HIV (Human Immunodeficiency Virus) attacks the body's immune system, specifically CD4 T cells. Without treatment, HIV can progress to AIDS (Acquired Immunodeficiency Syndrome). With modern antiretroviral therapy (ART), people with HIV can live long, healthy lives and cannot sexually transmit the virus when their viral load is undetectable (U=U).

How it spreads

HIV is transmitted through blood, semen (including pre-seminal fluid), rectal fluids, vaginal fluids, and breast milk. The main routes of sexual transmission are anal and vaginal sex. Receptive anal sex carries the highest per-act risk. HIV cannot be transmitted through saliva, tears, sweat, air, water, or casual contact.

Symptoms

HIV symptoms vary by stage:

  • Acute HIV (2–4 weeks after infection): Flu-like symptoms — fever, chills, rash, night sweats, muscle aches, sore throat, fatigue, swollen lymph nodes. These last 2–4 weeks then resolve.
  • Chronic HIV: No symptoms for years while the virus slowly damages the immune system
  • AIDS: Rapid weight loss, recurring fever, extreme fatigue, swollen lymph glands, chronic diarrhea, pneumonia

Testing

Testing options include: 4th-generation Ag/Ab combo tests (detect both HIV antigen and antibody — window period 18–45 days), antibody-only tests (45–90 days), and RNA/NAT tests (10–33 days, mostly used in clinical settings). Home tests are available. The CDC recommends all adults get tested at least once, and people at higher risk get tested at least annually.

Treatment

HIV is managed (not cured) with antiretroviral therapy (ART) — a combination of HIV medicines taken daily.
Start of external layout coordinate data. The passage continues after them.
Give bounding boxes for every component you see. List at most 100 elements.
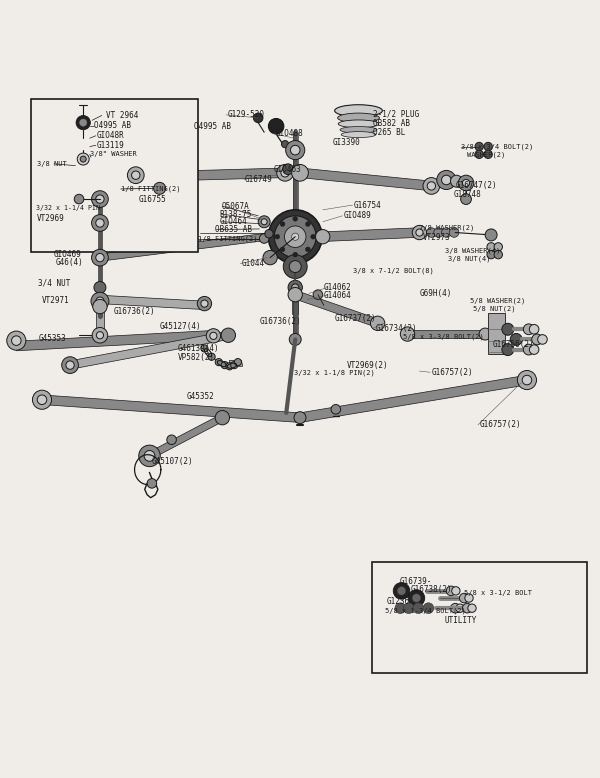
Polygon shape [294, 291, 379, 328]
Text: G1044: G1044 [241, 259, 265, 268]
Text: G14064: G14064 [324, 291, 352, 300]
Circle shape [226, 363, 233, 370]
Circle shape [92, 215, 108, 231]
Circle shape [215, 359, 223, 366]
Circle shape [253, 113, 263, 123]
Text: VT2973: VT2973 [422, 233, 450, 242]
Circle shape [92, 328, 107, 343]
Text: G45353: G45353 [38, 334, 66, 343]
Text: 3/4 NUT: 3/4 NUT [38, 279, 71, 288]
Circle shape [268, 210, 322, 264]
Polygon shape [69, 331, 229, 370]
Polygon shape [100, 295, 205, 310]
Text: 3/8 x 7-1/2 BOLT(8): 3/8 x 7-1/2 BOLT(8) [353, 268, 433, 274]
Polygon shape [136, 168, 285, 182]
Polygon shape [292, 295, 298, 314]
Circle shape [437, 170, 456, 190]
Bar [371, 562, 587, 673]
Circle shape [479, 328, 491, 340]
Text: G16756(2): G16756(2) [493, 340, 534, 349]
Circle shape [293, 252, 298, 257]
Circle shape [77, 153, 89, 165]
Text: 2-1/2 PLUG: 2-1/2 PLUG [373, 110, 419, 119]
Circle shape [62, 357, 79, 373]
Circle shape [461, 194, 472, 205]
Circle shape [235, 359, 241, 366]
Circle shape [286, 141, 305, 159]
Circle shape [449, 228, 459, 237]
Polygon shape [76, 164, 91, 169]
Circle shape [201, 300, 208, 307]
Circle shape [11, 336, 21, 345]
Text: GIO464: GIO464 [220, 217, 247, 226]
Text: VT2969: VT2969 [37, 214, 65, 223]
Polygon shape [67, 141, 100, 144]
Text: G16757(2): G16757(2) [431, 368, 473, 377]
Circle shape [523, 344, 534, 355]
Circle shape [290, 145, 300, 155]
Polygon shape [407, 331, 485, 338]
Bar [31, 100, 199, 251]
Circle shape [460, 594, 469, 603]
Text: WASHER(2): WASHER(2) [467, 152, 505, 158]
Text: 3/32 x 1-1/4 PIN: 3/32 x 1-1/4 PIN [36, 205, 100, 211]
Text: 5/8 x 3-3/8 BOLT(2): 5/8 x 3-3/8 BOLT(2) [403, 333, 484, 340]
Text: G16749: G16749 [245, 175, 273, 184]
Text: G16755: G16755 [139, 194, 167, 204]
Circle shape [522, 375, 532, 385]
Circle shape [463, 180, 470, 187]
Circle shape [259, 233, 269, 244]
Text: O265 BL: O265 BL [373, 128, 405, 137]
Ellipse shape [338, 113, 379, 123]
Circle shape [293, 216, 298, 221]
Circle shape [280, 247, 285, 252]
Polygon shape [148, 415, 224, 459]
Circle shape [96, 219, 104, 227]
Text: G14062: G14062 [324, 283, 352, 292]
Circle shape [289, 261, 301, 272]
Circle shape [487, 251, 495, 259]
Circle shape [210, 332, 217, 339]
Text: GIO463: GIO463 [273, 165, 301, 173]
Polygon shape [230, 360, 242, 366]
Circle shape [311, 234, 316, 239]
Text: GIO489: GIO489 [344, 212, 371, 220]
Circle shape [442, 228, 451, 237]
Text: 3/32 x 1-1/8 PIN(2): 3/32 x 1-1/8 PIN(2) [294, 370, 375, 376]
Ellipse shape [335, 105, 382, 117]
Circle shape [283, 164, 293, 174]
Circle shape [494, 243, 502, 251]
Circle shape [529, 324, 539, 334]
Circle shape [408, 590, 425, 606]
Circle shape [451, 175, 463, 187]
Text: 1/8 FITTING(2): 1/8 FITTING(2) [199, 235, 258, 242]
Circle shape [427, 182, 436, 190]
Circle shape [144, 450, 155, 461]
Circle shape [523, 324, 534, 335]
Text: B138-75: B138-75 [220, 209, 252, 219]
Circle shape [280, 222, 285, 226]
Circle shape [413, 603, 424, 614]
Circle shape [221, 328, 235, 342]
Text: 3/8 WASHER(4): 3/8 WASHER(4) [445, 247, 500, 254]
Circle shape [485, 229, 497, 241]
Circle shape [494, 251, 502, 259]
Circle shape [7, 331, 26, 350]
Text: VT 2964: VT 2964 [106, 111, 138, 120]
Circle shape [221, 362, 229, 369]
Circle shape [292, 233, 299, 240]
Circle shape [289, 334, 301, 345]
Circle shape [475, 142, 484, 151]
Circle shape [463, 604, 472, 613]
Text: G16738(2): G16738(2) [410, 584, 452, 594]
Circle shape [292, 284, 299, 291]
Text: GIO488: GIO488 [276, 129, 304, 138]
Ellipse shape [340, 127, 377, 133]
Polygon shape [41, 395, 301, 422]
Circle shape [393, 583, 410, 599]
Circle shape [206, 328, 221, 343]
Circle shape [277, 164, 293, 181]
Circle shape [265, 230, 273, 238]
Circle shape [215, 411, 230, 425]
Circle shape [423, 603, 434, 614]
ART reduces viral load to undetectable levels, preserves immune function, and means you cannot sexually transmit HIV (Undetectable = Untransmittable, U=U). Starting treatment early is essential. PrEP (pre-exposure prophylaxis) prevents HIV in HIV-negative people.

Prevention

Highly effective prevention options:

  • PrEP (daily pill or long-acting injection) — reduces HIV risk by up to 99%
  • Condoms — reduce risk by ~99% when used correctly
  • U=U (treatment as prevention) — undetectable viral load means zero sexual transmission risk
  • PEP (post-exposure prophylaxis) — can prevent HIV if started within 72 hours of exposure

Regular testing enables early treatment and protects partners.